Jun 23, 2010, 9:57 AM EDT
UPDATE 9:57 pm: The two sides have reached a deal — the Nets will get a 2012 second round pick, according to Chad Ford. The NBA equivalent of a player to be named later. That is not much to get back for an up-and-coming player like CDR.
But it does free up just more than $800,000 in salary space. The Nets may make other money-saving moves in an effort to have space for two max free agents this summer.
8:34 pm: Chris Douglas-Roberts is one of those guys always mentioned as part of the future of the New Jersey Nets.
Not so much, at least in the eyes of Rod Thorn. What he is picturing is more like Devin Harris at the one, Wesley Johnson at the three, Carlos Boozer at the four and Brook Lopez in the middle.
Let me explain.
CDR is about to be traded to the Milwaukee Bucks for the bargain basement price of just a second round pick, the two teams are just haggling over which second-round pick in what year will come back to New Jersey, according to Yahoo’s Adrian Wojnarowski, who broke the trade.
This is another sign that the Nets are set to draft Syracuse’s Wesley Johnson with the No. 3 pick and were trying to avoid any controversy or glut of talent out on the wing.
Then in eight days the Nets are going to target Utah power forward Carlos Boozer in free agency, according to ESPN’s Marc Stein.
That all would make the Nets pretty good on paper, certainly a playoff team in the East.

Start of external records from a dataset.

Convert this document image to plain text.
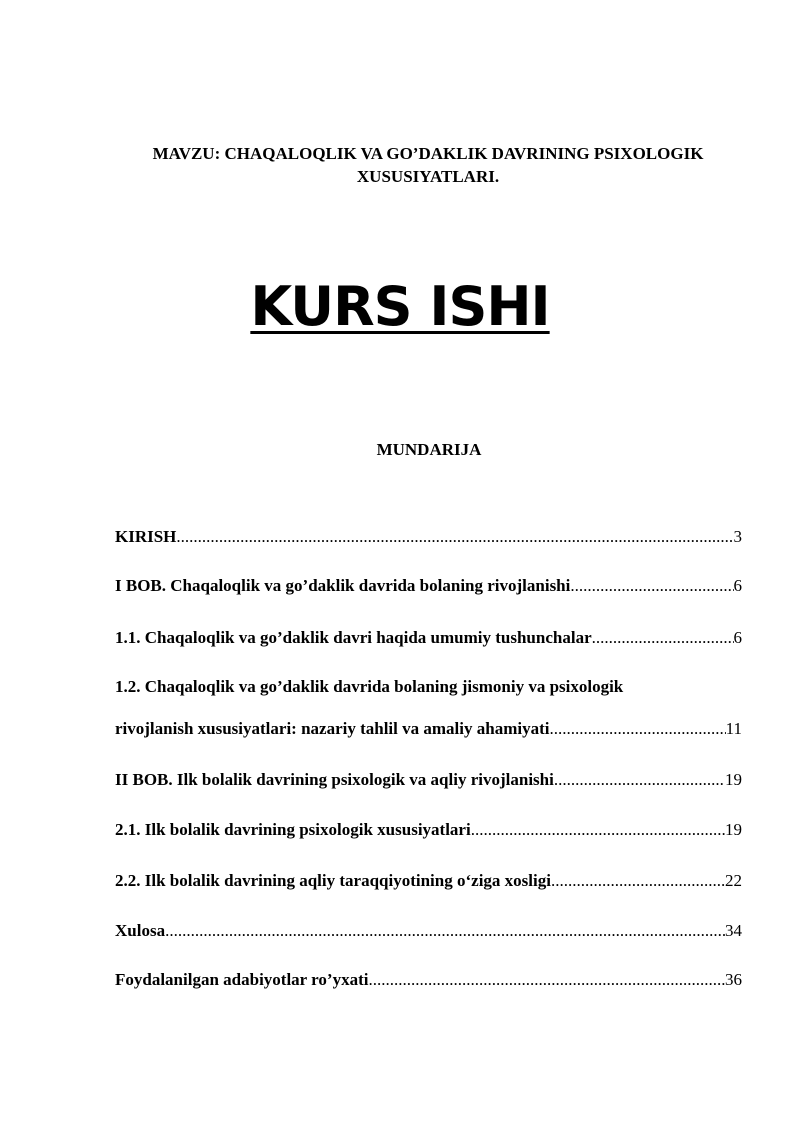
MAVZU: CHAQALOQLIK VA GO’DAKLIK DAVRINING PSIXOLOGIK XUSUSIYATLARI.
KURS ISHI
MUNDARIJA
KIRISH .....	3
I BOB. Chaqaloqlik va go’daklik davrida bolaning rivojlanishi .....	6
1.1. Chaqaloqlik va go’daklik davri haqida umumiy tushunchalar .....	6
1.2. Chaqaloqlik va go’daklik davrida bolaning jismoniy va psixologik
rivojlanish xususiyatlari: nazariy tahlil va amaliy ahamiyati .....	11
II BOB. Ilk bolalik davrining psixologik va aqliy rivojlanishi .....	19
2.1. Ilk bolalik davrining psixologik xususiyatlari .....	19
2.2. Ilk bolalik davrining aqliy taraqqiyotining o‘ziga xosligi .....	22
Xulosa .....	34
Foydalanilgan adabiyotlar ro’yxati .....	36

On paper. Of course, on paper they were better than a 12 win team last season, so be careful as you walk up to the betting window.

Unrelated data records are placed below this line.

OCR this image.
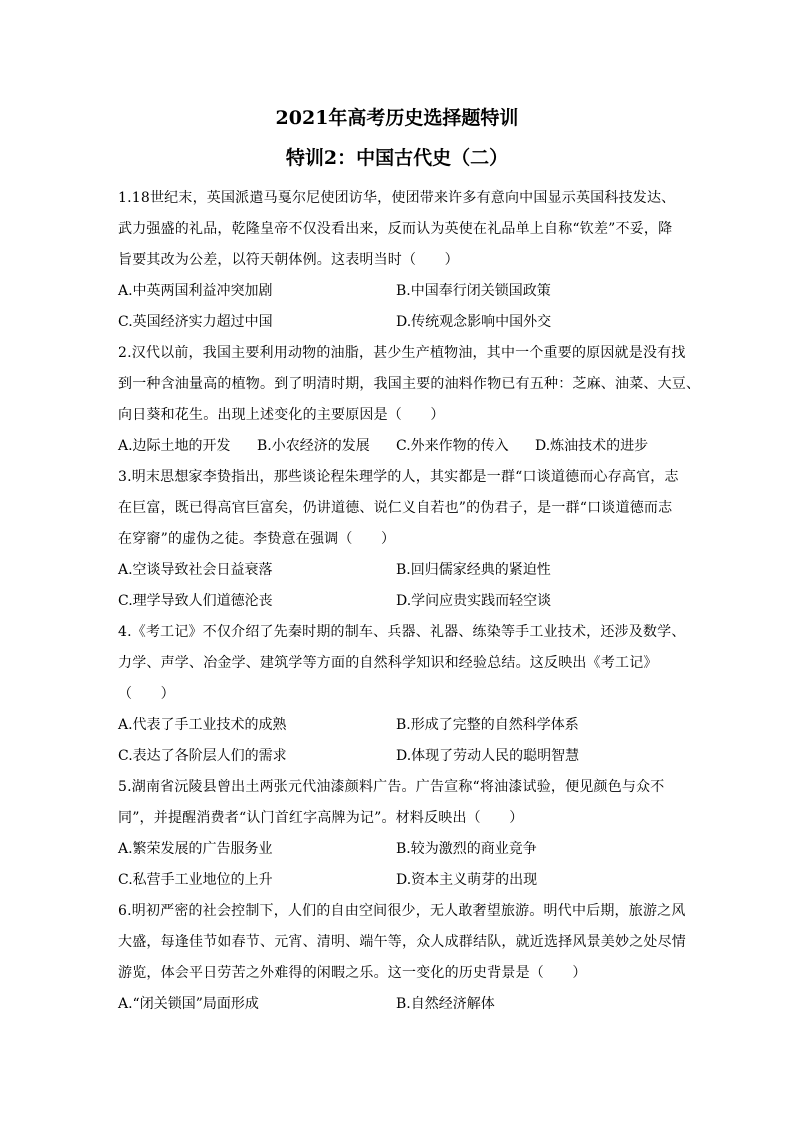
2021年高考历史选择题特训
特训2：中国古代史（二）

1.18世纪末，英国派遣马戛尔尼使团访华，使团带来许多有意向中国显示英国科技发达、

武力强盛的礼品，乾隆皇帝不仅没看出来，反而认为英使在礼品单上自称“钦差”不妥，降

旨要其改为公差，以符天朝体例。这表明当时（　　）

A.中英两国利益冲突加剧	B.中国奉行闭关锁国政策
C.英国经济实力超过中国	D.传统观念影响中国外交

2.汉代以前，我国主要利用动物的油脂，甚少生产植物油，其中一个重要的原因就是没有找

到一种含油量高的植物。到了明清时期，我国主要的油料作物已有五种：芝麻、油菜、大豆、

向日葵和花生。出现上述变化的主要原因是（　　）

A.边际土地的开发	B.小农经济的发展	C.外来作物的传入	D.炼油技术的进步

3.明末思想家李贽指出，那些谈论程朱理学的人，其实都是一群“口谈道德而心存高官，志

在巨富，既已得高官巨富矣，仍讲道德、说仁义自若也”的伪君子，是一群“口谈道德而志

在穿窬”的虚伪之徒。李贽意在强调（　　）

A.空谈导致社会日益衰落	B.回归儒家经典的紧迫性
C.理学导致人们道德沦丧	D.学问应贵实践而轻空谈

4.《考工记》不仅介绍了先秦时期的制车、兵器、礼器、练染等手工业技术，还涉及数学、

力学、声学、冶金学、建筑学等方面的自然科学知识和经验总结。这反映出《考工记》

（　　）

A.代表了手工业技术的成熟	B.形成了完整的自然科学体系
C.表达了各阶层人们的需求	D.体现了劳动人民的聪明智慧

5.湖南省沅陵县曾出土两张元代油漆颜料广告。广告宣称“将油漆试验，便见颜色与众不

同”，并提醒消费者“认门首红字高牌为记”。材料反映出（　　）

A.繁荣发展的广告服务业	B.较为激烈的商业竞争
C.私营手工业地位的上升	D.资本主义萌芽的出现

6.明初严密的社会控制下，人们的自由空间很少，无人敢奢望旅游。明代中后期，旅游之风

大盛，每逢佳节如春节、元宵、清明、端午等，众人成群结队，就近选择风景美妙之处尽情

游览，体会平日劳苦之外难得的闲暇之乐。这一变化的历史背景是（　　）

A.“闭关锁国”局面形成	B.自然经济解体
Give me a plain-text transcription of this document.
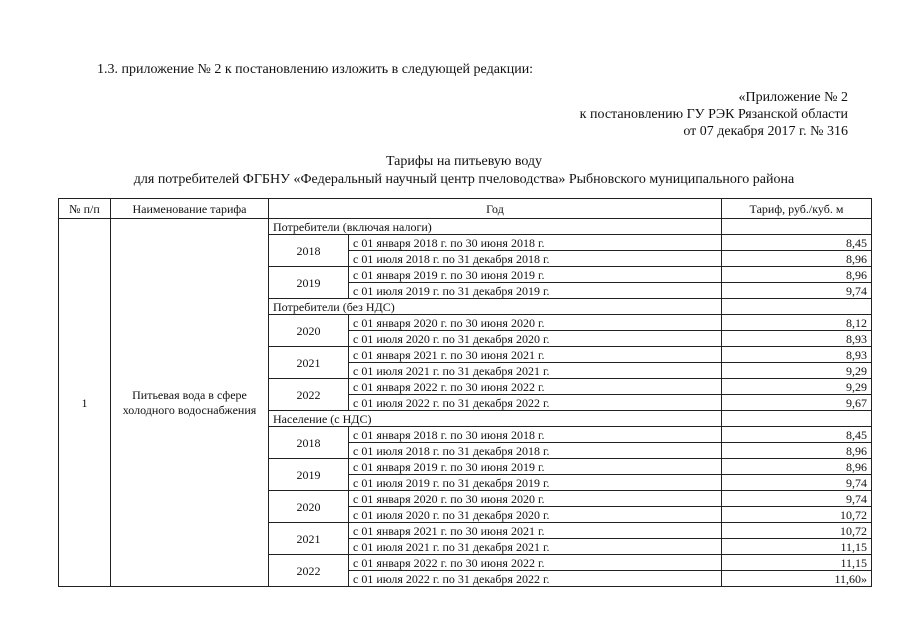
1.3. приложение № 2 к постановлению изложить в следующей редакции:
«Приложение № 2
к постановлению ГУ РЭК Рязанской области
от 07 декабря 2017 г. № 316
Тарифы на питьевую воду
для потребителей ФГБНУ «Федеральный научный центр пчеловодства» Рыбновского муниципального района
№ п/п	Наименование тарифа	Год		Тариф, руб./куб. м
1	Питьевая вода в сфере холодного водоснабжения	Потребители (включая налоги)		
		2018	с 01 января 2018 г. по 30 июня 2018 г.	8,45
			с 01 июля 2018 г. по 31 декабря 2018 г.	8,96
		2019	с 01 января 2019 г. по 30 июня 2019 г.	8,96
			с 01 июля 2019 г. по 31 декабря 2019 г.	9,74
		Потребители (без НДС)		
		2020	с 01 января 2020 г. по 30 июня 2020 г.	8,12
			с 01 июля 2020 г. по 31 декабря 2020 г.	8,93
		2021	с 01 января 2021 г. по 30 июня 2021 г.	8,93
			с 01 июля 2021 г. по 31 декабря 2021 г.	9,29
		2022	с 01 января 2022 г. по 30 июня 2022 г.	9,29
			с 01 июля 2022 г. по 31 декабря 2022 г.	9,67
		Население (с НДС)		
		2018	с 01 января 2018 г. по 30 июня 2018 г.	8,45
			с 01 июля 2018 г. по 31 декабря 2018 г.	8,96
		2019	с 01 января 2019 г. по 30 июня 2019 г.	8,96
			с 01 июля 2019 г. по 31 декабря 2019 г.	9,74
		2020	с 01 января 2020 г. по 30 июня 2020 г.	9,74
			с 01 июля 2020 г. по 31 декабря 2020 г.	10,72
		2021	с 01 января 2021 г. по 30 июня 2021 г.	10,72
			с 01 июля 2021 г. по 31 декабря 2021 г.	11,15
		2022	с 01 января 2022 г. по 30 июня 2022 г.	11,15
			с 01 июля 2022 г. по 31 декабря 2022 г.	11,60»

The CDR move comes as a surprise. We’re all pretty high on what Douglas-Roberts could be — although his NBA game has yet to reach his twitter game levels. Teammate Terrance Williams reacted on twitter like a lot of Nets fans to the news of the trade:
CDR got traded? What helllllll noooooo
CDR started 38 games for the struggling Nets last season but really doesn’t bring a whole lot to the table beyond scoring — which he doesn’t even do that efficiently right now (45 percent shooting last year, 51 percent true shooting percentage, both a little below the league averages). But he could get his shot off. And everyone saw potential in him.
And at just $854,389 (his salary next year), it seemed worth hanging on to if that potential could mature. But the Nets are moving on.
The Bucks may have gotten a steal, he should get some burn as a Buck to show how he has grown.